Diplomasi Pemerintah Indonesia yang dilakukan oleh Menteri Luar Negeri Retno LP Marsudi yang telah melakukan kontak dengan Menlu kedua negara itu, Sekjen OIC dan Menlu Rusia harus diapresiasi positif. Kesamaan sikap Pemerintah Indonesia, Aljazair dan Maroko juga yang prihatin dengan memburuknya hubungan Iran dan Arab Saudi. Disamping itu, ketiga Pemerintah menghimbau agar semua pihak dapat menahan diri sehingga situasi tidak menjadi lebih memburuk lagi di Timur-Tengah.

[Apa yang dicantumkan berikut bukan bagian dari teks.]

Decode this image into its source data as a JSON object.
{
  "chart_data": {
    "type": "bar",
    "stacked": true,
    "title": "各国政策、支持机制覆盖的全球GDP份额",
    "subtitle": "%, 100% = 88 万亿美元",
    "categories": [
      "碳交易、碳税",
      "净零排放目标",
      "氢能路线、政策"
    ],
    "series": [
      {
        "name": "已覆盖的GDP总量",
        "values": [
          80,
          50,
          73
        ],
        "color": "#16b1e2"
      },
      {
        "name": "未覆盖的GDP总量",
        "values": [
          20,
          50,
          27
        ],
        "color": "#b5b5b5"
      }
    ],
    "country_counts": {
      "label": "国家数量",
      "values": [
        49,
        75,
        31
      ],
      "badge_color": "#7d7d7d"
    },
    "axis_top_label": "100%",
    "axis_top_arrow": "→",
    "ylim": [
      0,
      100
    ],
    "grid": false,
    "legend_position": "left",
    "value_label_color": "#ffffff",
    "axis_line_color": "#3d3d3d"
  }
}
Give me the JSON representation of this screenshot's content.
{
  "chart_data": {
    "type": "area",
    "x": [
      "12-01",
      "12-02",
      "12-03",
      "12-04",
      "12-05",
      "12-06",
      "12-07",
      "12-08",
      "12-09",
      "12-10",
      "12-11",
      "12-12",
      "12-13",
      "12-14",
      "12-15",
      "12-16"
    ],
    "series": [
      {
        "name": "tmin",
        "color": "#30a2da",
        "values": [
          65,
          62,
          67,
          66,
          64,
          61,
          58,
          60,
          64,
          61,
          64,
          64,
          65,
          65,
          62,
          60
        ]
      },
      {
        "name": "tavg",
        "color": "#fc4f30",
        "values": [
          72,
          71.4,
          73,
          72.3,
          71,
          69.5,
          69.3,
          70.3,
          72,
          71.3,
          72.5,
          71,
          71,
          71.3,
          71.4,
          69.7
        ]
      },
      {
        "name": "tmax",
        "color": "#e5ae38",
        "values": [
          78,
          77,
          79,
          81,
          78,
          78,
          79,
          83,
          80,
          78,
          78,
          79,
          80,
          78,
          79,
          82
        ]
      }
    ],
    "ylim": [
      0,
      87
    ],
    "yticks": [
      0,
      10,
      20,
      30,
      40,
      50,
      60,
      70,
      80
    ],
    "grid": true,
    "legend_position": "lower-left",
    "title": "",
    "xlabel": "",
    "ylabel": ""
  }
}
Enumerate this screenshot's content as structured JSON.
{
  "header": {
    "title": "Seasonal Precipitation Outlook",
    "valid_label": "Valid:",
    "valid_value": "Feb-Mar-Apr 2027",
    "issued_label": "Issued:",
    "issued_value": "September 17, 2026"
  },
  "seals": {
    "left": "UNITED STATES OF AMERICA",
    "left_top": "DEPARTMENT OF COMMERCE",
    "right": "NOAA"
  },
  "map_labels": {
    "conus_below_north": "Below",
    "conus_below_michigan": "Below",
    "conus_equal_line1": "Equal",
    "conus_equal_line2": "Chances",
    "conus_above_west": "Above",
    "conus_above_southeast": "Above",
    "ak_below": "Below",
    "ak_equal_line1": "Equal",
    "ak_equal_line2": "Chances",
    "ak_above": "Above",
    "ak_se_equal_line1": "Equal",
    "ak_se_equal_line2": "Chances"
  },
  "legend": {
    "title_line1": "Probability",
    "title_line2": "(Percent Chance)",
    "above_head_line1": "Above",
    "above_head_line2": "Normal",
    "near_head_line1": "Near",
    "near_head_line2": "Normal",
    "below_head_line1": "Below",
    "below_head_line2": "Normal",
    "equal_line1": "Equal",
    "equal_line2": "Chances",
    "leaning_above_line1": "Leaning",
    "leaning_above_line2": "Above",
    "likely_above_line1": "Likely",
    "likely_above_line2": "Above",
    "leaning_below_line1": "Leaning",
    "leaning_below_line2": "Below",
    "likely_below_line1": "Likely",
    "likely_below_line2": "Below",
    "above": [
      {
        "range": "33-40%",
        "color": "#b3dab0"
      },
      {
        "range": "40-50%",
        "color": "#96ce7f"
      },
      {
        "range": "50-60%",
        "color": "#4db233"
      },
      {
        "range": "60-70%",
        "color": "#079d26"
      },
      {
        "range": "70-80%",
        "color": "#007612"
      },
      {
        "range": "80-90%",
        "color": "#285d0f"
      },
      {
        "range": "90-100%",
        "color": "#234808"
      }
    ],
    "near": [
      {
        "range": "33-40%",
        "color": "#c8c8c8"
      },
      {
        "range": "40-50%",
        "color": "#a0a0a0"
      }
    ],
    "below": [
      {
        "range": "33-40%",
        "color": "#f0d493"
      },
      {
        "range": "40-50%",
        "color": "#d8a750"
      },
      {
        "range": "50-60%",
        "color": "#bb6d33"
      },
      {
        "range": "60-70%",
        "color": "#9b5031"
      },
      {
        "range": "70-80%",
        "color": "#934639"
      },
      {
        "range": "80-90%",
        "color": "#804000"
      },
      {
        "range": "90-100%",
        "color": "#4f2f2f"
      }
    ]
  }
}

Kapasitas Indonesia sebagai anggota negara OIC dan sebagai negara dengan jumlah penduduk muslim terbesar Indonesia seharusnya lebih aktif memerankan dirinya dalam mewujudkan perdamaian antara Saudi Arabia dan Iran yang semakin memanas. Indonesia dapat menjadi mediator dalam konflik ini karena apabila konflik itu berkelanjutan dan memanas maka tidak hanya konflik dua negara saja dampaknya, tetapi malapetaka besar bagi negara lain di kawasan.
Penulis sadar, berperan sebagai mediator bukanlah hal yang mudah karena kompleksnya permasalahan. Namun upaya tersebut akan sedikit lebih ringan apabila Indonesia bersatu padu bekerjasama dengan beberapa negara OIC terutama anggota UMA dan Turki untuk mencegah korban umat Islam terus bertambah, serta menghindari dampak destruktifnya yang luar biasa bagi kehidupan. Selain itu sudah saatnya dalam penyelesaian konflik internal umat Islam dimediasi oleh negara Islam sendiri, bukan menjadi mega proyek baru untuk penjualan senjata perang Amerika Serikat, Rusia maupun China.

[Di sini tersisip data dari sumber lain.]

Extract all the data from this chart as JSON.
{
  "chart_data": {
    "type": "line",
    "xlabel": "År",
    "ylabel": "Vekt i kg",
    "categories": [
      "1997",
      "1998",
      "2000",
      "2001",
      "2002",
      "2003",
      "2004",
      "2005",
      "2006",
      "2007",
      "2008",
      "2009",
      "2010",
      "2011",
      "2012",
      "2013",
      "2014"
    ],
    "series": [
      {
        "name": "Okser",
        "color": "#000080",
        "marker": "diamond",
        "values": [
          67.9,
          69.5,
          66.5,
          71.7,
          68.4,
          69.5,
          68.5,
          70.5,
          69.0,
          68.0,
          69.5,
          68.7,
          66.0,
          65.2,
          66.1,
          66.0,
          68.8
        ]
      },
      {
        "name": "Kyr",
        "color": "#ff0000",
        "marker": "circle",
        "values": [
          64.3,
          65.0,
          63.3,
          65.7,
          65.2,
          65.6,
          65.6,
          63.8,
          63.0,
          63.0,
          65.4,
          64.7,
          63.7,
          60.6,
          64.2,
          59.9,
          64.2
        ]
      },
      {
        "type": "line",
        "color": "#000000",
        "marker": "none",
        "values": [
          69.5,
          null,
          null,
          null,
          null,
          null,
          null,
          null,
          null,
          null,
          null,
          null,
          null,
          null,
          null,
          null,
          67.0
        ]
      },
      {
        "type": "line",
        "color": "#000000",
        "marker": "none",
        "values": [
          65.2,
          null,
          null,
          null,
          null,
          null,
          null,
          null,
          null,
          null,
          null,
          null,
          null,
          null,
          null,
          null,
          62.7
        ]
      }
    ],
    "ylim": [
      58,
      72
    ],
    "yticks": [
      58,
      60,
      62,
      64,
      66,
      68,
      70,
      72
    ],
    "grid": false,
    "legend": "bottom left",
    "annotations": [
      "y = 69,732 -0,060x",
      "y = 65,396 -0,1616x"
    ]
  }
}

Akhirnya, semoga konflik Iran-Arab Saudi dapat segera diselesaikan dan konflik yang sama tidak terjadi kembali di negara Islam. Untuk itu, semua pihak wajib tidak mencampuri urusan politik dan keamanan dalam negeri negara lain. Juga semua negara Islam harus saling menghargai dan menghormati kekhususan sebuah negara termasuk dalam masalah aliran agar ekpansi satu paham agama ke negara lain tidak terjadi.

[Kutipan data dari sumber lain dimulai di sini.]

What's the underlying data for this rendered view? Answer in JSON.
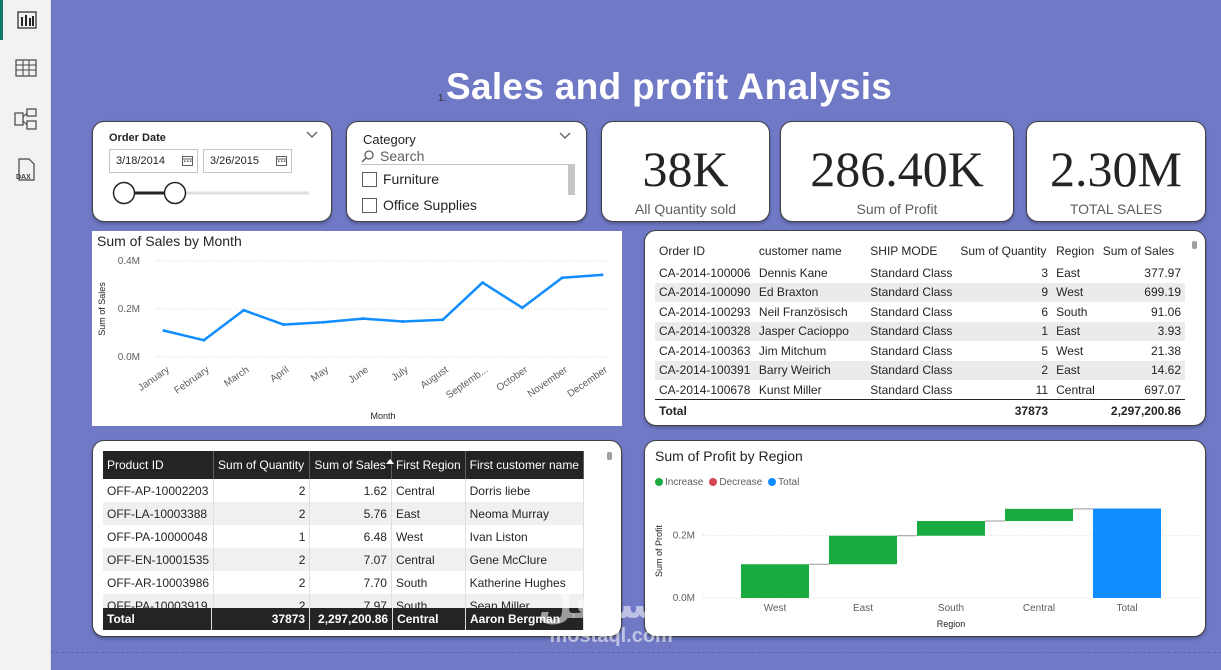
{
  "leftbar": {
    "icons": [
      "report-view-icon",
      "table-view-icon",
      "model-view-icon",
      "dax-query-icon"
    ]
  },
  "page": {
    "title": "Sales and profit Analysis",
    "title_marker": "1."
  },
  "date_slicer": {
    "title": "Order Date",
    "start": "3/18/2014",
    "end": "3/26/2015"
  },
  "category_slicer": {
    "title": "Category",
    "search_placeholder": "Search",
    "items": [
      "Furniture",
      "Office Supplies"
    ]
  },
  "kpis": [
    {
      "value": "38K",
      "label": "All Quantity sold"
    },
    {
      "value": "286.40K",
      "label": "Sum of Profit"
    },
    {
      "value": "2.30M",
      "label": "TOTAL SALES"
    }
  ],
  "orders_table": {
    "columns": [
      "Order ID",
      "customer name",
      "SHIP MODE",
      "Sum of Quantity",
      "Region",
      "Sum of Sales"
    ],
    "rows": [
      [
        "CA-2014-100006",
        "Dennis Kane",
        "Standard Class",
        "3",
        "East",
        "377.97"
      ],
      [
        "CA-2014-100090",
        "Ed Braxton",
        "Standard Class",
        "9",
        "West",
        "699.19"
      ],
      [
        "CA-2014-100293",
        "Neil Französisch",
        "Standard Class",
        "6",
        "South",
        "91.06"
      ],
      [
        "CA-2014-100328",
        "Jasper Cacioppo",
        "Standard Class",
        "1",
        "East",
        "3.93"
      ],
      [
        "CA-2014-100363",
        "Jim Mitchum",
        "Standard Class",
        "5",
        "West",
        "21.38"
      ],
      [
        "CA-2014-100391",
        "Barry Weirich",
        "Standard Class",
        "2",
        "East",
        "14.62"
      ],
      [
        "CA-2014-100678",
        "Kunst Miller",
        "Standard Class",
        "11",
        "Central",
        "697.07"
      ]
    ],
    "total_label": "Total",
    "total_quantity": "37873",
    "total_sales": "2,297,200.86"
  },
  "product_table": {
    "columns": [
      "Product ID",
      "Sum of Quantity",
      "Sum of Sales",
      "First Region",
      "First customer name"
    ],
    "rows": [
      [
        "OFF-AP-10002203",
        "2",
        "1.62",
        "Central",
        "Dorris liebe"
      ],
      [
        "OFF-LA-10003388",
        "2",
        "5.76",
        "East",
        "Neoma Murray"
      ],
      [
        "OFF-PA-10000048",
        "1",
        "6.48",
        "West",
        "Ivan Liston"
      ],
      [
        "OFF-EN-10001535",
        "2",
        "7.07",
        "Central",
        "Gene McClure"
      ],
      [
        "OFF-AR-10003986",
        "2",
        "7.70",
        "South",
        "Katherine Hughes"
      ],
      [
        "OFF-PA-10003919",
        "2",
        "7.97",
        "South",
        "Sean Miller"
      ]
    ],
    "total": [
      "Total",
      "37873",
      "2,297,200.86",
      "Central",
      "Aaron Bergman"
    ]
  },
  "chart_data": [
    {
      "type": "line",
      "title": "Sum of Sales by Month",
      "xlabel": "Month",
      "ylabel": "Sum of Sales",
      "categories": [
        "January",
        "February",
        "March",
        "April",
        "May",
        "June",
        "July",
        "August",
        "September",
        "October",
        "November",
        "December"
      ],
      "tick_labels": [
        "January",
        "February",
        "March",
        "April",
        "May",
        "June",
        "July",
        "August",
        "Septemb...",
        "October",
        "November",
        "December"
      ],
      "values": [
        110000,
        70000,
        195000,
        135000,
        145000,
        160000,
        148000,
        155000,
        310000,
        205000,
        330000,
        342000
      ],
      "ylim": [
        0,
        400000
      ],
      "yticks": [
        {
          "value": 0,
          "label": "0.0M"
        },
        {
          "value": 200000,
          "label": "0.2M"
        },
        {
          "value": 400000,
          "label": "0.4M"
        }
      ],
      "color": "#118dff"
    },
    {
      "type": "bar",
      "subtype": "waterfall",
      "title": "Sum of Profit by Region",
      "xlabel": "Region",
      "ylabel": "Sum of Profit",
      "categories": [
        "West",
        "East",
        "South",
        "Central",
        "Total"
      ],
      "values": [
        108000,
        91000,
        47000,
        39000,
        286000
      ],
      "ylim": [
        0,
        310000
      ],
      "yticks": [
        {
          "value": 0,
          "label": "0.0M"
        },
        {
          "value": 200000,
          "label": "0.2M"
        }
      ],
      "legend": [
        {
          "label": "Increase",
          "color": "#1aab40"
        },
        {
          "label": "Decrease",
          "color": "#d64554"
        },
        {
          "label": "Total",
          "color": "#118dff"
        }
      ]
    }
  ],
  "watermark": {
    "arabic": "مستقل",
    "latin": "mostaql.com"
  }
}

Biarkanlah Arab Saudi dan negara mayoritas Muslim Sunnah lainnya dengan ciri Sunnahnya masing-masing dan jangan mengekspor paham Sunnahnya ke negara mayoritas pemeluk Syiah. Sebaliknya Iran, Irak dan Lebanon (Hizbulllah) dengan kekhususan Syiahnya juga berhenti mengekspor keyakinan agamanya ke negara mayoritas pengikut Ahlussunah Wal Jamaah seperti Indonesia dan Maroko.
[***]Arip Rahman
Ketua Majlis Studi Sekte Islamiyah (MASYI) dan Pegiat Politik Timur-Tengah.